His mother treats him like the boy he was before the war, but their relationship has changed. Philip blames Dad, the "jellyfish", for his own weakness, and when Teresa comes to stay, he's unable to cope with his mother's attempt to shut her out.

Zinnemann tackled big themes as he had with "The Men", another film about war's aftermath. There are scenes of the industrial scale task of fitting veterans back into society, and a brilliant recreation of veterans greeting their overseas brides as they arrive by ship.

The point is made that they were changed men and often had trouble relating to those back home.

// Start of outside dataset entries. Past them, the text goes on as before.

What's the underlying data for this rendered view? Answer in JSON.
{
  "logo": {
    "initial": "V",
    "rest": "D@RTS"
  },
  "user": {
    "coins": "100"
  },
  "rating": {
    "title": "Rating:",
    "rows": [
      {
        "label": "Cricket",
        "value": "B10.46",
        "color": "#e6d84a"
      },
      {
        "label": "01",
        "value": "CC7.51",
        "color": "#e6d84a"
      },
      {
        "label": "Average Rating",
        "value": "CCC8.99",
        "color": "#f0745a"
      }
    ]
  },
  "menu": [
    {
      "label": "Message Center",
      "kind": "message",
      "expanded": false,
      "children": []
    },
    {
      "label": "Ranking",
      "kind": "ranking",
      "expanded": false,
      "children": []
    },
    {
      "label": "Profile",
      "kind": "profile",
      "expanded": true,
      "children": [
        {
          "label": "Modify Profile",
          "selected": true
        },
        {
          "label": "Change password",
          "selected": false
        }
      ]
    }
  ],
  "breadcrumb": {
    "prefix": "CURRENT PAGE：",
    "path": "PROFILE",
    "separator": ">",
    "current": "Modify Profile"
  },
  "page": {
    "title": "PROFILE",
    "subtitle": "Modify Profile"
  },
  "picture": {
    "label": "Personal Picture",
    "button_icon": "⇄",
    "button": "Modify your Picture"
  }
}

However Philip is hard to pity, he's moody and self-fixated with little real empathy even for Teresa. He's a forerunner of the troubled young men who emerged in movies in the 50s, Brando, Dean etc. Philip's mild-mannered father is basically a decent man, and his mother's treatment of Teresa isn't because she's a foreigner, but because she's a rival for Philip's affection. When Philip lets Teresa leave, carrying her suitcases out into the night alone, you want to give him a slap yourself.

There is reconciliation, but its harrowing watching Philip failing everyone including himself for most of the movie.

In a documentary where Zinnemann discussed his films, "Teresa" oddly wasn't mentioned. However Zinnemann said he believed, "A man's character is his destiny". He could have been talking about Philip in this film.